India has continued to take advantage of China’s slowing economic growth to improve economic relationships around the world as it moves towards becoming the new driver of the global economy. Now, the focus has turned to Africa, to which Prime Minister Narendra Modi has pitched partnership of prosperity backed by a $10.6 billion credit.

“India and Africa must rise together,” Modi told African heads of state attending a summit in New Delhi on Thursday. He asked that his country and Africa cooperate to combat climate change and terrorism, boost maritime security, and reform international institutions including the United Nations Security Council.

India’s doubling of its development assistance to Africa, comes as the South Asian country seeks to strengthen its foothold in Africa, a region where trade and investments have trailed China’s despite ancient economic ties. While Modi said India- Africa trade has more than doubled to $70 billion in about a decade, that’s less than half what China achieved in the four years to 2014. But with China’s sluggish growth expected to continue in 2016, India is ready to cash in.
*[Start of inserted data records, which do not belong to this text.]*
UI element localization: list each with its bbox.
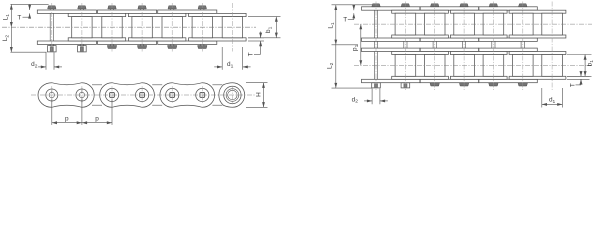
- duplex vertical centerline pin 1: [375, 2, 377, 91]
- duplex outer plate (pins 1-2) row1 bottom: [362, 38, 420, 41]
- outer link plate (pins 1-2) bottom edge view: [37, 41, 96, 44]
- duplex pin 5 top head: [489, 4, 497, 7]
- roller at pin 6 (side view) with bush: [196, 88, 209, 101]
- svg-text:T: T: [570, 83, 577, 87]
- pin 2 bottom cotter head: [78, 46, 87, 52]
- pin 2 top head: [78, 6, 86, 9]
- vertical centerline pin 3: [111, 3, 113, 52]
- vertical centerline pin 1: [51, 3, 53, 52]
- pin 1 end (side view) with center marks: [46, 89, 58, 101]
- roller at pin 3 (top view): [102, 17, 122, 38]
- svg-text:T: T: [248, 52, 255, 56]
- outer link plate (pins 1-2) top edge view: [37, 10, 96, 13]
- duplex vertical centerline pin 4: [463, 2, 465, 91]
- pin 6 bottom rivet head: [198, 46, 207, 49]
- svg-text:T: T: [17, 14, 21, 21]
- dimension L2 duplex: [335, 45, 337, 88]
- dimension T duplex bottom-right: [567, 75, 590, 77]
- duplex roller pin 6 row 2: [513, 55, 534, 77]
- dimension L1: [10, 4, 12, 27]
- end link plate around pin 7 (side view): [219, 83, 245, 108]
- duplex roller pin 7 row 1: [542, 13, 563, 35]
- duplex vertical centerline pin 5: [492, 2, 494, 91]
- svg-text:T: T: [343, 17, 347, 24]
- pin 2 end (side view) with center marks: [76, 89, 88, 101]
- svg-text:p: p: [95, 116, 99, 123]
- horizontal centerline side view: [31, 94, 256, 96]
- duplex pin 3 bottom rivet head: [430, 83, 439, 86]
- duplex pin 6 bottom rivet head: [518, 83, 528, 86]
- duplex pin 4 side lines: [461, 7, 463, 83]
- duplex pin 3 side lines: [432, 7, 434, 83]
- inner link plate (pins 6-7) bottom edge view: [189, 38, 247, 41]
- vertical centerline roller 2 side view: [81, 86, 83, 104]
- duplex pin 5 side lines: [491, 7, 493, 83]
- svg-text:p: p: [65, 116, 69, 123]
- pin 4 side lines (top view): [140, 9, 142, 46]
- inner link plate (pins 4-5) bottom edge view: [128, 38, 186, 41]
- duplex inner plate (pins 2-3) row2 top: [392, 52, 449, 55]
- duplex pin 6 side lines: [520, 7, 522, 83]
- dimension T bottom-right (plate thickness): [248, 37, 264, 39]
- dimension d2 duplex: [371, 89, 373, 105]
- pin 3 bottom rivet head: [107, 46, 116, 49]
- inner plate edge at link junction: [212, 84, 222, 86]
- duplex pin 4 top head: [460, 4, 468, 7]
- pin 1 top head: [48, 6, 56, 9]
- dimension p1 (transverse pitch): [360, 24, 362, 65]
- link plate profile (pins 1-2) side view: [38, 83, 94, 108]
- link plate profile (pins 3-4) side view: [100, 83, 155, 108]
- roller at pin 5 (side view) with bush: [166, 88, 179, 101]
- dimension L1 duplex: [335, 5, 337, 45]
- duplex roller pin 2 row 2: [395, 55, 416, 77]
- link plate profile (pins 5-6) side view: [160, 83, 215, 108]
- vertical centerline roller 4 side view: [141, 86, 143, 104]
- duplex roller pin 5 row 1: [483, 13, 504, 35]
- duplex roller pin 5 row 2: [483, 55, 504, 77]
- duplex vertical centerline pin 3: [434, 2, 436, 91]
- duplex outer plate (pins 5-6) row1 bottom: [479, 38, 537, 41]
- pin 3 side lines (top view): [109, 9, 111, 46]
- pin 1 bottom cotter head: [48, 46, 57, 52]
- duplex row 2 centerline: [354, 64, 592, 66]
- duplex inner plate (pins 6-7) row2 bottom: [509, 76, 566, 79]
- roller at pin 7 (top view): [222, 17, 242, 38]
- outer link plate (pins 3-4) bottom edge view: [98, 41, 157, 44]
- dimension b1 duplex: [567, 54, 592, 56]
- pin 5 side lines (top view): [170, 9, 172, 46]
- duplex row 1 centerline: [354, 23, 592, 25]
- duplex pin 4 bottom rivet head: [459, 83, 468, 86]
- duplex roller pin 4 row 1: [454, 13, 475, 35]
- roller at pin 3 (side view) with bush: [105, 88, 118, 101]
- dimension p line: [52, 122, 112, 124]
- duplex pin 2 top head: [401, 4, 409, 7]
- pin 3 top head: [108, 6, 116, 9]
- dimension L2: [10, 27, 12, 52]
- duplex inner plate (pins 6-7) row1 bottom: [509, 35, 566, 38]
- inner link plate (pins 4-5) top edge view: [128, 13, 186, 16]
- pin 1 side lines (top view): [49, 9, 51, 46]
- duplex outer plate (pins 1-2) row2 top: [362, 48, 420, 51]
- inner link plate (pins 6-7) top edge view: [189, 13, 247, 16]
- duplex outer plate (pins 3-4) row2 top: [420, 48, 478, 51]
- duplex inner plate (pins 6-7) row2 top: [509, 52, 566, 55]
- horizontal centerline left top view: [2, 26, 256, 28]
- roller at pin 2 (top view): [72, 17, 92, 38]
- pin 5 bottom rivet head: [168, 46, 177, 49]
- duplex outer plate (pins 3-4) row1 bottom: [420, 38, 478, 41]
- duplex roller pin 7 row 2: [542, 55, 563, 77]
- duplex roller pin 4 row 2: [454, 55, 475, 77]
- duplex inner plate (pins 4-5) row1 bottom: [450, 35, 507, 38]
- dimension b1 (inner width): [248, 16, 281, 18]
- duplex roller pin 2 row 1: [395, 13, 416, 35]
- roller at pin 4 (side view) with bush: [136, 88, 149, 101]
- duplex inner plate (pins 4-5) row2 bottom: [450, 76, 507, 79]
- duplex inner plate (pins 4-5) row2 top: [450, 52, 507, 55]
- duplex roller pin 6 row 1: [513, 13, 534, 35]
- dimension p (pitch) extension lines: [51, 100, 53, 125]
- vertical centerline roller 5 side view: [171, 86, 173, 104]
- duplex outer plate (pins 1-2) row2 bottom: [362, 79, 420, 82]
- roller at pin 6 (top view): [192, 17, 212, 38]
- vertical centerline pin 5: [171, 3, 173, 52]
- vertical centerline pin 6: [201, 3, 203, 52]
- inner link plate (pins 2-3) bottom edge view: [68, 38, 126, 41]
- dimension d1 duplex: [541, 88, 543, 108]
- pin 4 top head: [138, 6, 146, 9]
- duplex pin 1 bottom cotter head: [372, 83, 381, 88]
- vertical centerline roller 3 side view: [111, 86, 113, 104]
- inner link plate (pins 2-3) top edge view: [68, 13, 126, 16]
- duplex extension line pin top: [332, 4, 373, 6]
- open roller at pin 7 (side view): [224, 86, 241, 103]
- inner plate edge at link junction: [152, 84, 162, 86]
- duplex outer plate (pins 5-6) row2 bottom: [479, 79, 537, 82]
- pin 4 bottom rivet head: [137, 46, 146, 49]
- duplex vertical centerline pin 2: [404, 2, 406, 91]
- vertical centerline pin 2: [81, 3, 83, 52]
- duplex pin 6 top head: [519, 4, 528, 7]
- dimension d2 (pin diameter): [45, 52, 47, 69]
- duplex roller pin 3 row 2: [424, 55, 445, 77]
- outer link plate (pins 3-4) top edge view: [98, 10, 157, 13]
- duplex pin 5 bottom rivet head: [489, 83, 498, 86]
- duplex vertical centerline pin 6: [522, 2, 524, 91]
- duplex pin 3 top head: [431, 4, 439, 7]
- outer link plate (pins 5-6) bottom edge view: [158, 41, 217, 44]
- duplex inner plate (pins 6-7) row1 top: [509, 10, 566, 13]
- duplex outer plate (pins 5-6) row1 top: [479, 7, 537, 10]
- duplex outer plate (pins 1-2) row1 top: [362, 7, 420, 10]
- vertical centerline pin 4: [141, 3, 143, 52]
- dimension d1 (roller diameter, left): [221, 47, 223, 70]
- pin 6 top head: [198, 6, 206, 9]
- duplex inner plate (pins 4-5) row1 top: [450, 10, 507, 13]
- svg-text:H: H: [255, 92, 262, 97]
- vertical centerline roller 1 side view: [51, 86, 53, 104]
- vertical centerline roller 7 side view: [231, 86, 233, 104]
- roller at pin 4 (top view): [132, 17, 152, 38]
- duplex inner plate (pins 2-3) row1 top: [392, 10, 449, 13]
- duplex pin 2 side lines: [403, 7, 405, 83]
- duplex inner plate (pins 2-3) row1 bottom: [392, 35, 449, 38]
- duplex pin 1 top head: [372, 4, 380, 7]
- roller at pin 5 (top view): [162, 17, 182, 38]
- pin 5 top head: [168, 6, 176, 9]
- duplex pin 1 side lines: [373, 7, 375, 83]
- dimension H (plate height): [246, 82, 268, 84]
- duplex vertical centerline pin 7: [551, 2, 553, 91]
- vertical centerline pin 7: [231, 3, 233, 52]
- duplex outer plate (pins 5-6) row2 top: [479, 48, 537, 51]
- duplex outer plate (pins 3-4) row1 top: [420, 7, 478, 10]
- duplex pin 2 bottom cotter head: [401, 83, 410, 88]
- pin 2 side lines (top view): [79, 9, 81, 46]
- dimension L1 extension line (pin top): [10, 3, 48, 5]
- duplex inner plate (pins 2-3) row2 bottom: [392, 76, 449, 79]
- pin 6 side lines (top view): [200, 9, 202, 46]
- vertical centerline roller 6 side view: [201, 86, 203, 104]
- duplex roller pin 3 row 1: [424, 13, 445, 35]
- outer link plate (pins 5-6) top edge view: [158, 10, 217, 13]
- duplex outer plate (pins 3-4) row2 bottom: [420, 79, 478, 82]
- inner plate edge at link junction: [92, 84, 102, 86]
India-Africa forum, New Delhi, India
India’s Prime Minister Narendra Modi (Center-R-in white attire) and Foreign Minister Sushma Swaraj (L-orange sari) pose with their counterparts from African countries during the Inaugural Session of the India-Africa Forum Summit in New Delhi, India, October 29, 2015. REUTERS/Adnan Abidi

The aid would comprise $10 billion of concessional credit over the next five years, as well as $600 million in grants to fund an India-Africa development fund, health fund, and 50,000 scholarships. Those are new commitments, Modi said, in addition to the $8.6 billion program in loans and aid that India has pledged since 2008.

“No one has done less to contribute to global warming than India and Africa — no one can be more conscious of climate change than Indians and Africans,” Modi said as he invited African nations to join a global solar alliance he plans to launch in Paris on November 30 to compel rich nations to provide money and cheap technology to developing countries.